Still, Pitt has noting on Mickey Rourke, who also found the role of a lifetime in The Wrestler, and likewise elegantly exploited his distinctive physicality to embody it. Come to think of it, Richard Jenkins, whose nomination for The Visitor was among this year’s most pleasant surprises, also gave a superb performance that was heavily dependent on the actor’s appearance, that long, pock-marked face that conveys disappointment and inwardness so immediately that a simple smile emerging from it feels like some sort of miracle. To be sure, I can think of only one performance that was the equal of these guys yet excluded from their company. Benicio Del Toro’s portrayal of Ernesto Guevara falls into two of Oscar’s pet categories—the famous actor portraying the famous historical figure; the repeat nominee—but that wasn’t enough. Che, like Wendy and Lucy, is about people normally invisible in American movies. And it’s long. And it’s tough. It’s also extraordinary, iconoclastic, educational, in its way, truly revolutionary. It should have gotten Best Actor, Best Director, Best Picture and Best Cinematography.

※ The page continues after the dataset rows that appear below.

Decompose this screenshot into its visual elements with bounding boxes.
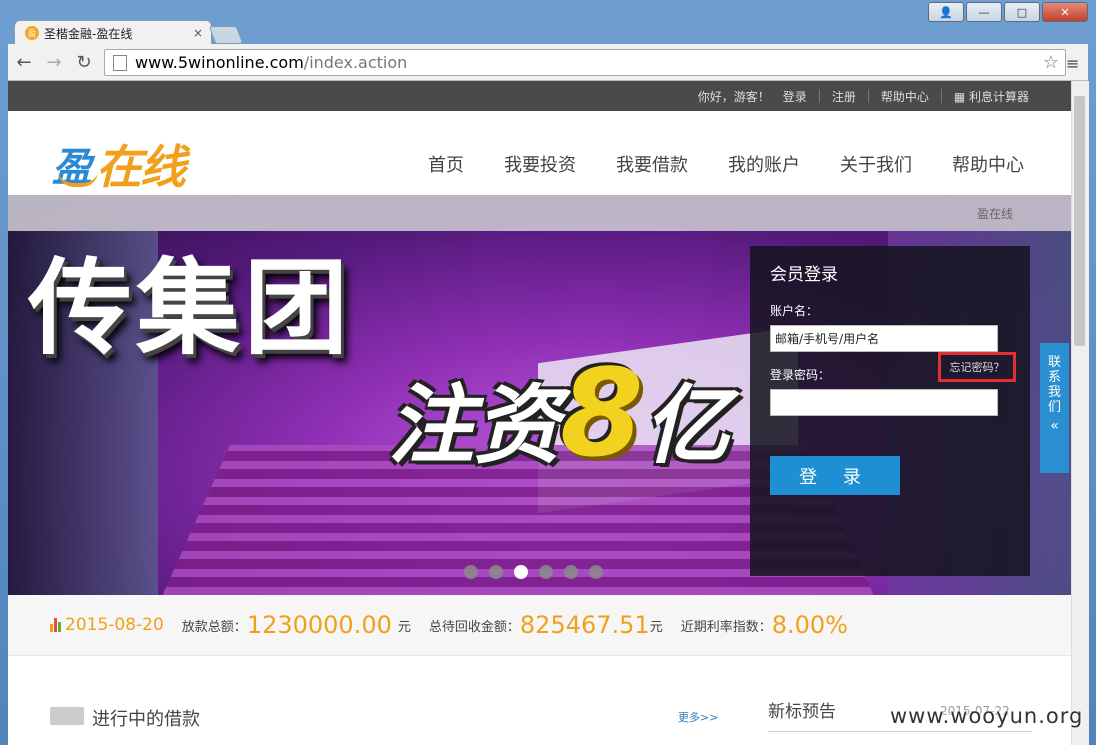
carousel-dots [464,565,603,579]
subheadline-text-1: 注资 [388,376,560,476]
carousel-dot[interactable] [489,565,503,579]
password-input[interactable] [770,389,998,416]
collapse-arrow-icon: « [1050,418,1059,434]
divider [940,89,942,103]
rate-index-label: 近期利率指数： [680,619,772,635]
username-label: 账户名： [770,304,819,318]
forgot-password-link[interactable]: 忘记密码？ [938,352,1016,382]
stats-bar: 2015-08-20 放款总额： 1230000.00 元 总待回收金额： 82… [8,595,1071,656]
interest-calculator-link[interactable]: ▦ 利息计算器 [954,88,1029,105]
bookmark-star-icon[interactable]: ☆ [1043,52,1059,73]
username-input[interactable]: 邮箱/手机号/用户名 [770,325,998,352]
breadcrumb: 盈在线 [976,207,1013,221]
loan-total-label: 放款总额： [181,619,247,635]
site-header: 盈 在线 首页 我要投资 我要借款 我的账户 关于我们 帮助中心 [8,111,1071,195]
watermark: www.wooyun.org [890,704,1084,728]
bar-chart-icon [50,618,61,632]
chrome-menu-icon[interactable]: ≡ [1066,54,1082,73]
maximize-button[interactable]: □ [1004,2,1040,22]
login-panel: 会员登录 账户名： 邮箱/手机号/用户名 登录密码： 忘记密码？ 登 录 [750,246,1030,576]
page-icon [113,54,127,71]
nav-home[interactable]: 首页 [428,151,464,177]
nav-about[interactable]: 关于我们 [840,151,912,177]
main-nav: 首页 我要投资 我要借款 我的账户 关于我们 帮助中心 [428,151,1024,177]
web-page: 你好，游客！ 登录 注册 帮助中心 ▦ 利息计算器 盈 在线 首页 我要投资 我… [8,81,1071,745]
carousel-dot-active[interactable] [514,565,528,579]
tab-close-icon[interactable]: × [193,26,203,40]
login-button[interactable]: 登 录 [770,456,900,495]
pending-total-value: 825467.51 [519,611,650,639]
nav-help[interactable]: 帮助中心 [952,151,1024,177]
forward-icon[interactable]: → [44,52,64,73]
logo-text: 在线 [96,140,186,194]
pending-total-unit: 元 [649,619,663,635]
browser-toolbar: ← → ↻ www.5winonline.com /index.action ☆… [8,44,1088,81]
divider [768,731,1032,732]
site-logo[interactable]: 盈 在线 [52,123,242,194]
minimize-button[interactable]: — [966,2,1002,22]
divider [867,89,869,103]
tag-icon [50,707,84,725]
carousel-dot[interactable] [564,565,578,579]
new-bids-title: 新标预告 [768,702,836,722]
contact-us-tab[interactable]: 联 系 我 们 « [1040,343,1069,473]
url-path: /index.action [303,53,408,72]
address-bar[interactable]: www.5winonline.com /index.action ☆ [104,49,1066,76]
url-host: www.5winonline.com [135,53,304,72]
top-bar: 你好，游客！ 登录 注册 帮助中心 ▦ 利息计算器 [8,81,1071,111]
close-window-button[interactable]: ✕ [1042,2,1088,22]
carousel-dot[interactable] [464,565,478,579]
banner-subheadline: 注资8亿 [388,345,730,484]
contact-char: 我 [1047,385,1061,400]
browser-tab[interactable]: 盈 圣楷金融-盈在线 × [14,20,212,45]
password-label: 登录密码： [770,368,831,382]
contact-char: 们 [1047,400,1061,415]
greeting-text: 你好，游客！ [697,89,770,104]
pending-total-label: 总待回收金额： [428,619,520,635]
rate-index-value: 8.00% [771,611,848,639]
nav-invest[interactable]: 我要投资 [504,151,576,177]
login-title: 会员登录 [770,265,838,285]
nav-account[interactable]: 我的账户 [728,151,800,177]
ongoing-loans-title: 进行中的借款 [92,709,200,730]
more-link[interactable]: 更多>> [678,709,718,725]
carousel-dot[interactable] [539,565,553,579]
favicon-icon: 盈 [25,26,39,40]
loan-total-value: 1230000.00 [246,611,392,639]
stats-date: 2015-08-20 [65,615,164,635]
banner-headline: 传集团 [28,247,353,369]
carousel-dot[interactable] [589,565,603,579]
contact-char: 系 [1047,370,1061,385]
subheadline-number: 8 [560,345,644,484]
subheadline-text-2: 亿 [643,376,730,476]
window-controls: 👤 — □ ✕ [928,2,1088,22]
top-login-link[interactable]: 登录 [783,88,807,105]
divider [818,89,820,103]
user-icon[interactable]: 👤 [928,2,964,22]
back-icon[interactable]: ← [14,52,34,73]
scrollbar-thumb[interactable] [1074,96,1085,346]
reload-icon[interactable]: ↻ [74,52,94,73]
contact-char: 联 [1047,355,1061,370]
tab-title: 圣楷金融-盈在线 [44,26,133,41]
top-help-link[interactable]: 帮助中心 [881,88,929,105]
loan-total-unit: 元 [397,619,411,635]
nav-borrow[interactable]: 我要借款 [616,151,688,177]
top-register-link[interactable]: 注册 [832,88,856,105]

Cinematography however is one of those categories whose nominee list most consistently lacks imagination or even sense. How could they neglect the inspired imagery of Paranoid Park? (Let's not even get into directing, where we would have to discuss the phenomena of Ron Howard.) It’s not unlike editing, an award that should most often be preceded by the word ‘Most’ rather than ‘Best.’ How else could the Academy manage to nominate Laurent Cantet’s The Class for Best Foreign Film and not notice that its lively classroom scenes, filled with comments and bits of behaviour coming from so many of its actors, are partially the result of some of the finest possible cutting? We’re talking about an editor—Robin Campillo is his name—whose contribution was so integral to the movie that he was given his own writing credit.
And what of that other remarkable Foreign Film nominee Waltz for Bashir, an ideal candidate for Best Animated Feature—not to mention Best Documentary—if there ever was one? Was it really not on par with Bolt? Need every Animated nominee be for kids, be rife with superfluous spectacle? Is this why neither of Richard Linklater’s wondrous animated movies Waking Life or A Scanner Darkly went without nominations in their respective years? Such are the mysteries of Oscar, I suppose. We mull them over, we get pissed off, we get happy and occasionally satisfied when we see work we believe in get rewarded and perhaps even reach a larger audience. In any case, we keep watching. Okay, I keep watching. Do you?